Saturday, July 19, 2014

Moving On


So many questions and the answers are so few, if none.  I am left hanging in mid-air.  How can I just let him off the hook so easily?  I deserve some logical explanation.  I should have asked him. I could have demanded for it.  I should have told him all the pent up emotions I kept under wraps.  I was too scared I might say something that I might regret.  I was too concerned not to hurt his feelings.... But wait, what about my feelings?  He never cared for my feelings anyway.

Too late now.  Just let it go.  He is gone.  It is over.  No use replaying the past in my mind.  It is just a wasted energy.  Instead, I must focus now on taking a step moving forward.  It won't be easy but I will have to try.  

I can spend minutes, hours, days, weeks or even months over-analyzing the situation, trying to put the pieces together, justifying what could have, would have happened ... or I can just leave all that broken pieces on the floor and just move on.

The story of my life. I look at other women and wonder, how it can be so easy for them to find and keep the guy?  As for me, it is seems like a never ending story.

Perhaps this is my destiny.  Maybe my happy ending does not include a guy.  Maybe it is just going on my own, picking up the pieces and starting over, freeing myself up for something better in the future.  Maybe the happy ending is just moving on.

I am not giving up.
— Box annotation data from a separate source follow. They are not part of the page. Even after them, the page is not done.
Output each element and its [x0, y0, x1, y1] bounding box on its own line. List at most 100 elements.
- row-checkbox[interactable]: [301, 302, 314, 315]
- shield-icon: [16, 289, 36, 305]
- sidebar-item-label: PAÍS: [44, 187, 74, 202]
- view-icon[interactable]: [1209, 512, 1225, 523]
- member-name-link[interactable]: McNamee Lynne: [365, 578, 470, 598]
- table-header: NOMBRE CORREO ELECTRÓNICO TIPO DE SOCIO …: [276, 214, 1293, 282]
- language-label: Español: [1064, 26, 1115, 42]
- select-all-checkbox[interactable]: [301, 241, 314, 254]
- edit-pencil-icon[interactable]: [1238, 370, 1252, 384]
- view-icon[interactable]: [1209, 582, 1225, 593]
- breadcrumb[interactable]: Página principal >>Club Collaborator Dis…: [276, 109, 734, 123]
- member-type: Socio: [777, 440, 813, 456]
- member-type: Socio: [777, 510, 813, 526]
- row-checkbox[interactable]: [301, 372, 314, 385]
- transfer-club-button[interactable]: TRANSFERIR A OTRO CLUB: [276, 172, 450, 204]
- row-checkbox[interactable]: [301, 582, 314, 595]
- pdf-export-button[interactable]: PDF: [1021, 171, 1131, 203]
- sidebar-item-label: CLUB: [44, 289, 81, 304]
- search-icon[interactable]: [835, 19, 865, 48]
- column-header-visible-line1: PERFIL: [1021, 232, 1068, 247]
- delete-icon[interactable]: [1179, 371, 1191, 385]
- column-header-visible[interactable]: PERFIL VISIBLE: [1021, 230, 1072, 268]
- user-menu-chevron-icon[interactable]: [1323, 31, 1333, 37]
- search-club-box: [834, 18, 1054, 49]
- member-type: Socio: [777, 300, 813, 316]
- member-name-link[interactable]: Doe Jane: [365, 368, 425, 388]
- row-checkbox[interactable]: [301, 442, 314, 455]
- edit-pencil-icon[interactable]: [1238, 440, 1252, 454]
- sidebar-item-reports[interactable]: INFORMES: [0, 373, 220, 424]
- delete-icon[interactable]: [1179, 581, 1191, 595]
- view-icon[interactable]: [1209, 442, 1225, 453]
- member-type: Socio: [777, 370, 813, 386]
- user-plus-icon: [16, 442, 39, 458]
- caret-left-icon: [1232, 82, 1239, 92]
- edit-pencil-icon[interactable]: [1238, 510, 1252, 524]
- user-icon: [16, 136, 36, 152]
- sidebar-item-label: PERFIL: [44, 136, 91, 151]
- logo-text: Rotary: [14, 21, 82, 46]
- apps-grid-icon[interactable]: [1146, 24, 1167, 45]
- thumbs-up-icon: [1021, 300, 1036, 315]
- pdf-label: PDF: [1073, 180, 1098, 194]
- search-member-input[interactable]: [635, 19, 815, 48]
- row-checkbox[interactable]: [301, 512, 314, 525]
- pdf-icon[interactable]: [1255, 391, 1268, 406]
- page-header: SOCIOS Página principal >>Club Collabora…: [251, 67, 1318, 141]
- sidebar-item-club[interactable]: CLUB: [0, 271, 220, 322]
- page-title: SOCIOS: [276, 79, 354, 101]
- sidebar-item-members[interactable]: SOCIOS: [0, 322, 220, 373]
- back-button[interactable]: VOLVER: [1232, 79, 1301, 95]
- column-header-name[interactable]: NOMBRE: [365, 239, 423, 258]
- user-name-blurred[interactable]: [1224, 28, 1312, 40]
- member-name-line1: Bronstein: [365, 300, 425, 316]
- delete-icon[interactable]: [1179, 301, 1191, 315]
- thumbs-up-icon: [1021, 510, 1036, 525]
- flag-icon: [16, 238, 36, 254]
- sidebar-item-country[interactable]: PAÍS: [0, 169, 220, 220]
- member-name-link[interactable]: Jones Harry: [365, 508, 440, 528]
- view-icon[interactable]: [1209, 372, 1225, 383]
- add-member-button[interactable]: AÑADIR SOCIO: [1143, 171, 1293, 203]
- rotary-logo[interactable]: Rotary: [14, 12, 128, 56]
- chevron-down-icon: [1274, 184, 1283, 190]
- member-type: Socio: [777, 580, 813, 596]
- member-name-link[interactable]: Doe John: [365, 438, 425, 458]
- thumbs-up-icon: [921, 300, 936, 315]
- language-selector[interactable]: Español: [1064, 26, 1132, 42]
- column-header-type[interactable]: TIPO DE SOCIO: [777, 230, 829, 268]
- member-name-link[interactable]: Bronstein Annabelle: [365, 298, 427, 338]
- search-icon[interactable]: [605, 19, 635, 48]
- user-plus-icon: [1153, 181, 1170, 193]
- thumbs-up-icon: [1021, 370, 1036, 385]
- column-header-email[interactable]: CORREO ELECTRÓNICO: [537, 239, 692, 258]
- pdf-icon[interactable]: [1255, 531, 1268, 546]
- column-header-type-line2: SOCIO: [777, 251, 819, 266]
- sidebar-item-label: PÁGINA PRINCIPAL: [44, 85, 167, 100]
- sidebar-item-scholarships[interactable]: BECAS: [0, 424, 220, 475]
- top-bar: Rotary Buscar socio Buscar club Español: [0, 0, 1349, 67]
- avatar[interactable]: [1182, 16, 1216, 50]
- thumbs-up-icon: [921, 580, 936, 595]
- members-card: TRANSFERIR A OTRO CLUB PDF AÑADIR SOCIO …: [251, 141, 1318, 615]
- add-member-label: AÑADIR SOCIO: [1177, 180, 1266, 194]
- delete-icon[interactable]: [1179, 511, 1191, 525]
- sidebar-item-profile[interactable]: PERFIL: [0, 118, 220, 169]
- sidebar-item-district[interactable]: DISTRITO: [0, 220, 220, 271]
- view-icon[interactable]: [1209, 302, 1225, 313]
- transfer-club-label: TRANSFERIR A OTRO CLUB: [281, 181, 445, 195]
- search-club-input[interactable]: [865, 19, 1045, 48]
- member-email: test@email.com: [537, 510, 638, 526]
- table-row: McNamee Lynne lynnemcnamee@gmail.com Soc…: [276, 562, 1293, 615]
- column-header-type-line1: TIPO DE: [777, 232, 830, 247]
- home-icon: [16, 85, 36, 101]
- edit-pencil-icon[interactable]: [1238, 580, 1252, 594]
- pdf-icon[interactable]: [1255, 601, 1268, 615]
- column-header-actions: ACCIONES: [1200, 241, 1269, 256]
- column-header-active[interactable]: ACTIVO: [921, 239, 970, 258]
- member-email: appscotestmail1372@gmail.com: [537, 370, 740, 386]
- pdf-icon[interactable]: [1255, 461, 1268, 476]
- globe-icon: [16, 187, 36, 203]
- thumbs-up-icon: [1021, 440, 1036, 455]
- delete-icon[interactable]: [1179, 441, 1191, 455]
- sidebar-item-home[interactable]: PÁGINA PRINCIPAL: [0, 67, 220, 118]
I'm just starting over again.  

This is the moment I realize that I am enough and I am complete.  There is nothing wrong with me.   In finding the right man for me, it also needs the right timing, the right heart, the right actions, the right motives, the right passion and the willingness to risk it all. 

This is the moment where I realize that yes, I am not perfect, but I am worth it.  I have always given my best to be the right woman. If he can't see it, then he just missed on what could have been the greatest opportunity in his lifetime. Only ignorant people walk away from greatness.   

Him, not wanting me is the beginning of me wanting myself. 


I am starting over again.  No more questions, no more doubts, no looking back.